A Venezuelan holds a sign that reads in Spanish "Venezuelan migrants at the border between Brazil-Venezuela, we support the humanitarian aid.

Maduro assassin" as she waits for the opening of the border in Pacaraima, Roraima state, Brazil, Friday, Feb. 22, 2019. Heightened tensions in Venezuela left a woman dead and a dozen injured near the border with Brazil on Friday, in the first deadly clash over the opposition's attempts to bring in emergency food and medicine that President Nicolas Maduro says isn't needed and has vowed to block. (AP Photo/Edmar Barros)

Brazilian authorities on Friday began moving humanitarian aid to its northern border with Venezuela even though the international crossing has been closed.

Brazil's air force sent a plane with food and medicine to Boa Vista, the main city in the northern state of Roraima. They planned to transport via trucks the goods, which included rice, powered milk and first aid kits, to Pacaraima, the city that borders Venezuela.

Humanitarian aid to Venezuela has become a flashpoint in the struggle between President Nicolas Maduro and Juan Guaido, who has been recognized by over 50 nations, including Brazil, as the country's president.

Guaido has announced plans to bring in aid on Saturday via Brazil, Colombia and the Caribbean island of Curacao.

In anticipation of the planned aid delivery on Saturday, on Thursday Maduro closed Brazil's border crossing. The maritime border with Curacao had also been shut.

Brazilian officials stressed Friday they would not engage in a military confrontation with oil-rich Venezuela, which supplies much of Roraima's energy.

"We have to wait and see how things develop," Augusto Heleno, minister of institutional security, told Globo News. "What's clear is that Brazil will not take any aggressive action."

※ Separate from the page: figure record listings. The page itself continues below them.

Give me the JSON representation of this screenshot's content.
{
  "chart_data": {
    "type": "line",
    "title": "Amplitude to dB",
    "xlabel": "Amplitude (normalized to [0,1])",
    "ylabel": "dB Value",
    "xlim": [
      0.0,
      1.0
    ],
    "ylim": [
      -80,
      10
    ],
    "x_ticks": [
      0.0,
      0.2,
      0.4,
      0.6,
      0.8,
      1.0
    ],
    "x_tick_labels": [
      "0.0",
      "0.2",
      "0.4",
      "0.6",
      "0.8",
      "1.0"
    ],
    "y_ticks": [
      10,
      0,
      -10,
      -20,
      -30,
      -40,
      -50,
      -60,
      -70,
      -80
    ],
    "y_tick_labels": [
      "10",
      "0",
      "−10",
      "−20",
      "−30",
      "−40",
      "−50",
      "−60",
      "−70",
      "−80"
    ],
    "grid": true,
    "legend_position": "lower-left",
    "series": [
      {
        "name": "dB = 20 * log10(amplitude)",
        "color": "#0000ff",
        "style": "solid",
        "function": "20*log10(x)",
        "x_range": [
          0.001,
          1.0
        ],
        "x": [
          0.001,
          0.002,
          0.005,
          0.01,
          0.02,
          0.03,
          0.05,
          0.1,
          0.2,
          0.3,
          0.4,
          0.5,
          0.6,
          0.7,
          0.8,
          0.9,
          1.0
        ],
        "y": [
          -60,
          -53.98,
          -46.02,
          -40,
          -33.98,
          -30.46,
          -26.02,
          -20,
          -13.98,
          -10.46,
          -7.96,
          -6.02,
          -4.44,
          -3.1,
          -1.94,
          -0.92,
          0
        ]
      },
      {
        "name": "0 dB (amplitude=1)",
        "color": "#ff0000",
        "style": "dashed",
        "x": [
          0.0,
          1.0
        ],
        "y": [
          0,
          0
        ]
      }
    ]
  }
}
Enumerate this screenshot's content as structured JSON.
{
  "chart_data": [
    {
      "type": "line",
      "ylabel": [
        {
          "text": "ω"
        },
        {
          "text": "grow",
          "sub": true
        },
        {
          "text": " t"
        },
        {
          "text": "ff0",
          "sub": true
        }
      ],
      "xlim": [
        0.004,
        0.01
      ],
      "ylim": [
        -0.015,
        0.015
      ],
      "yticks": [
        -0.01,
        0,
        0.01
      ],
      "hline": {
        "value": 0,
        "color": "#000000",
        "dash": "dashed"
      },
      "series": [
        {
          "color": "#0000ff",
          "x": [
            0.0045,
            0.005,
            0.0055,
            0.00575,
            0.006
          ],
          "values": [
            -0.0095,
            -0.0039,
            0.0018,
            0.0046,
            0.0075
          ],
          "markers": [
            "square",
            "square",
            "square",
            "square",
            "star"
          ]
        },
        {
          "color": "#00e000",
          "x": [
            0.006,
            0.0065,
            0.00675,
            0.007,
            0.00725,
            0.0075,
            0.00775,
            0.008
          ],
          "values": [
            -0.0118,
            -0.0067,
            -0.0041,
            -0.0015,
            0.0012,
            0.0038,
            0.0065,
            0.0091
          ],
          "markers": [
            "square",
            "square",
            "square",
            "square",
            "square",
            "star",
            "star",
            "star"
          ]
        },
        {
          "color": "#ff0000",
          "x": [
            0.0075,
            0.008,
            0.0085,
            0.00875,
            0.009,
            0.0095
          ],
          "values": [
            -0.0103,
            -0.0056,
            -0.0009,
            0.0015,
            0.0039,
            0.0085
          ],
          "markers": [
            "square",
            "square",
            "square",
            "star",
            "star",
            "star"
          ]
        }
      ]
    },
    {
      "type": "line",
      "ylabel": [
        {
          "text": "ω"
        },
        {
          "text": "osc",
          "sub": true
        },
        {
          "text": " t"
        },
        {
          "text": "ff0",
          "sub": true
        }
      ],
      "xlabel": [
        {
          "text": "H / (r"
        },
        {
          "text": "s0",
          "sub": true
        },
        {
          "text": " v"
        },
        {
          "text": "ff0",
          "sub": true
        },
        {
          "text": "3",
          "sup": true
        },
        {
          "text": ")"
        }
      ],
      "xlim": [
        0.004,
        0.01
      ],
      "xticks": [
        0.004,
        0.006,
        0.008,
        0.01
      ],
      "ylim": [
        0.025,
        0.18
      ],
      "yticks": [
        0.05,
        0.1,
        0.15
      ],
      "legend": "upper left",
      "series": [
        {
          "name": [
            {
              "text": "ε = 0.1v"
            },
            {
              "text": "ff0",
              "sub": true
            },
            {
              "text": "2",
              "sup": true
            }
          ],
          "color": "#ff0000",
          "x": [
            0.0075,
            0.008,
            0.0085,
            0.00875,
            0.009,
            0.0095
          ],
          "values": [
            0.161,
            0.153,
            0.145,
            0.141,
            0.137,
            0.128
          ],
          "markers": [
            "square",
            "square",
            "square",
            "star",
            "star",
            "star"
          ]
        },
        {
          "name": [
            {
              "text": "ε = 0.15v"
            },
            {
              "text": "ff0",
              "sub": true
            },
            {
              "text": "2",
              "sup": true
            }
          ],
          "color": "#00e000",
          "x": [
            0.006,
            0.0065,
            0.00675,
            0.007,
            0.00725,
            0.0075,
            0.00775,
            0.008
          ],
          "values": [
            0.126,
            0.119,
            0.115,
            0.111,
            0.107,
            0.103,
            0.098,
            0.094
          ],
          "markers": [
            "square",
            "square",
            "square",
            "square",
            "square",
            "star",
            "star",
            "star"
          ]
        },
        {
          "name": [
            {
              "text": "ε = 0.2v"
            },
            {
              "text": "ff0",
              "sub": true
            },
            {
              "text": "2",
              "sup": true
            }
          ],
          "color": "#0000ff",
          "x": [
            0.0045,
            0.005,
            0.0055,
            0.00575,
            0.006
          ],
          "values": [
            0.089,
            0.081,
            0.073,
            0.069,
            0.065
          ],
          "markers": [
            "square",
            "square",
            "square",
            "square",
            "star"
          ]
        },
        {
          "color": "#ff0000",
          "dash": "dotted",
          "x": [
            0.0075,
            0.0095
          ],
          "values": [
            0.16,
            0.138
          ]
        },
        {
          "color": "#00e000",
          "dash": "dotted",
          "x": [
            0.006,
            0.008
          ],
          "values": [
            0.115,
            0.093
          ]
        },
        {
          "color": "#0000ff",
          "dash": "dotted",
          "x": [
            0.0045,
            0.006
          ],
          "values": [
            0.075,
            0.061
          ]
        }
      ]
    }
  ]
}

Still, desperately needed aid sitting on the border was sure to raise tensions in Pacaraima, a dusty city with many dirt roads. In recent years, Pacaraima has received thousands of Venezuelans crossing the border in search of food and medicine. While most Venezuelans continue to other Brazilian cities, the most destitute stay in Pacaraima because they have no money for bus fare.

Instead, they sleep on the sides of roads, look for odd jobs and try to hitch hike to Boa Vista, about three hours drive south. Many are emaciated and have health problems.

On Friday, many Venezuelans could be seen crossing the border illegally away from the checkpoint.